Even though the highest percentage of infested cats and stray cats were surveyed between March and July, there was no statistically significant association between month of the year and SFG seropositivity. On the one hand, it could be due to the persistence of antibodies over time. On the other hand, larvae and nymphs can also be vectors of SFG rickettsiae [1]. Eggs, larvae, nymphs and unfed adults have also been collected in the winter [40]. Taking into account ticks feed at each life stage as well as transstadial and transovarial transmission [1], rickettsiae can be transmitted to the host in each season. Moreover, early stages are smaller than adults and could go unnoticed. Finally, although R. sanguineus is active from spring to autumn, the climate change could be influencing its activity.

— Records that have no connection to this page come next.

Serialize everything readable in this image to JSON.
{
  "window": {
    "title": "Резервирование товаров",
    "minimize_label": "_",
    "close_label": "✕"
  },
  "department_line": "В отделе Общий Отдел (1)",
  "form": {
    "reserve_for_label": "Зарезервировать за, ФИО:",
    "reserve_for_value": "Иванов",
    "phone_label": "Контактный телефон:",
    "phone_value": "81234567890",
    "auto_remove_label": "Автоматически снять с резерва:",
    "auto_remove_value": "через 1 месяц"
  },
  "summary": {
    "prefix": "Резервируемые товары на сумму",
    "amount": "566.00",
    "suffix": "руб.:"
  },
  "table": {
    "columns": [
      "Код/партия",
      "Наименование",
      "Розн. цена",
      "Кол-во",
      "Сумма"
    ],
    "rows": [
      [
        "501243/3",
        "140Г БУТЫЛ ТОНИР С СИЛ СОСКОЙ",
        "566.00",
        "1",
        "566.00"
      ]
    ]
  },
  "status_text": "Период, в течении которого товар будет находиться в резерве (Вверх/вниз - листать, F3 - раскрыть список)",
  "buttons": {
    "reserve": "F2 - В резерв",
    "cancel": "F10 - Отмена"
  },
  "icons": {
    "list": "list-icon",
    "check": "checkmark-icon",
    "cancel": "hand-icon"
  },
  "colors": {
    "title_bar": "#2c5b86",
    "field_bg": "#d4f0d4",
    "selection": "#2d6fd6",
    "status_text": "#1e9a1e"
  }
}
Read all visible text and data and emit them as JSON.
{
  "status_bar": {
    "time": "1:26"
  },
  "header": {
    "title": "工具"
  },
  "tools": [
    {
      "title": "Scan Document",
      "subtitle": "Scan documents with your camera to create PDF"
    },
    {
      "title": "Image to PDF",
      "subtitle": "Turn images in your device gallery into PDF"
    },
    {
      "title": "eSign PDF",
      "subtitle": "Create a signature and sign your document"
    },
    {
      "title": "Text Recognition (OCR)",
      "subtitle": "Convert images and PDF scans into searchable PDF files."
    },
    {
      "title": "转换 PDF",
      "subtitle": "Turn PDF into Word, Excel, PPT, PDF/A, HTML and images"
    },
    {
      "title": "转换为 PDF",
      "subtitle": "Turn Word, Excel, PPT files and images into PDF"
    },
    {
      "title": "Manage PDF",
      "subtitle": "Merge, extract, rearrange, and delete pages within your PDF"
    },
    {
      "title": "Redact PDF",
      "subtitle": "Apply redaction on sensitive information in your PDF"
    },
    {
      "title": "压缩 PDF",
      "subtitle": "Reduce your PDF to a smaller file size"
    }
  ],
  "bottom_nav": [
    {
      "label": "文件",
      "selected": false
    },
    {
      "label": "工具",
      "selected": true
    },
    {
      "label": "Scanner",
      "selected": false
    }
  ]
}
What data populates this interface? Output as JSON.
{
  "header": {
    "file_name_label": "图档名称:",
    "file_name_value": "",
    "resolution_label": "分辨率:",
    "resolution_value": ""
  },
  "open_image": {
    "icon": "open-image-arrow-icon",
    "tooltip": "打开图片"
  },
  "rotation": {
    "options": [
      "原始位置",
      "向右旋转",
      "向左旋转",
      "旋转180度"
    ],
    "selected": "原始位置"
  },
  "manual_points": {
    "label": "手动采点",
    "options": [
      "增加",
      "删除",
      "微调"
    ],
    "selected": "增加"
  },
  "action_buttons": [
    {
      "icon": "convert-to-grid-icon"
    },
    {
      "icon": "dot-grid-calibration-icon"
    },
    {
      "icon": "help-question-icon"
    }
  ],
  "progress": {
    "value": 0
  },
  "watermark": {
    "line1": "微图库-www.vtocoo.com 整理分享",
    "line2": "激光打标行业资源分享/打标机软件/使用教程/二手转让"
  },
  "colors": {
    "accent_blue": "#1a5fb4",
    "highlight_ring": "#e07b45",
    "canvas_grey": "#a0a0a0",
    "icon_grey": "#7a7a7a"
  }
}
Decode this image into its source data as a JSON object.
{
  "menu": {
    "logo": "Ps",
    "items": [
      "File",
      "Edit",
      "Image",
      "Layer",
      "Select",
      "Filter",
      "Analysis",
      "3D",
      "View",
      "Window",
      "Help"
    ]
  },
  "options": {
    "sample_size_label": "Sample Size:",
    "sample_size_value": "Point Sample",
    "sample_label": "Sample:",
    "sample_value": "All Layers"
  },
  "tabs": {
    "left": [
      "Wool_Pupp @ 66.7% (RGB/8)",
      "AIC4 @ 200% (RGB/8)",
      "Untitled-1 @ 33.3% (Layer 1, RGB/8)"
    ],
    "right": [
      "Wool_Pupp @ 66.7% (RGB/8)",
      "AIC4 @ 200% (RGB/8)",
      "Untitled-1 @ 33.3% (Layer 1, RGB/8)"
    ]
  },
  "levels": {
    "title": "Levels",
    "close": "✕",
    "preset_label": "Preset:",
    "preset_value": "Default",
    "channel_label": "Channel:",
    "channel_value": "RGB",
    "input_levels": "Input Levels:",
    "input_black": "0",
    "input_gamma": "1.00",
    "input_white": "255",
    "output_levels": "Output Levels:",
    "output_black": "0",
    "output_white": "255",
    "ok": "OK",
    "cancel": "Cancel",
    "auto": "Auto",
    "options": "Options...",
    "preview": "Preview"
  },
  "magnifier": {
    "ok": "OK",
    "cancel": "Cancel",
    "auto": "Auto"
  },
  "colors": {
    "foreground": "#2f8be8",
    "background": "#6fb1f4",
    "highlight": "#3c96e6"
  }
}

In conclusion, cats can be infected by SFG rickettsiae and produce antibodies against them. In spite of cross-reaction, some cats have reacted exclusively against one of the species studied: R. conorii, R. massiliae- Bar29, and R. felis. Although a good identification of species was not possible by molecular detection, infection by SFG rickettsiae has been observed; even a strain closely related to R. massiliae- Bar29. Therefore, cats may have a role in the transmission cycle of these microorganisms, particularly in those such as R. conorii, which can be decline gradually in tick populations. R. felis has not been detected in cat blood samples, pointing towards R. felis being found in other tissues, in addition, cats may not have a main role in its transmission cycle. Further studies will be necessary to study in depth the importance of cats as reservoirs of SFG rickettsiae. This fact is particularly important because many of them live in close contact with humans, and could be infected in spite of their habitat, infestation, month of year, or health status.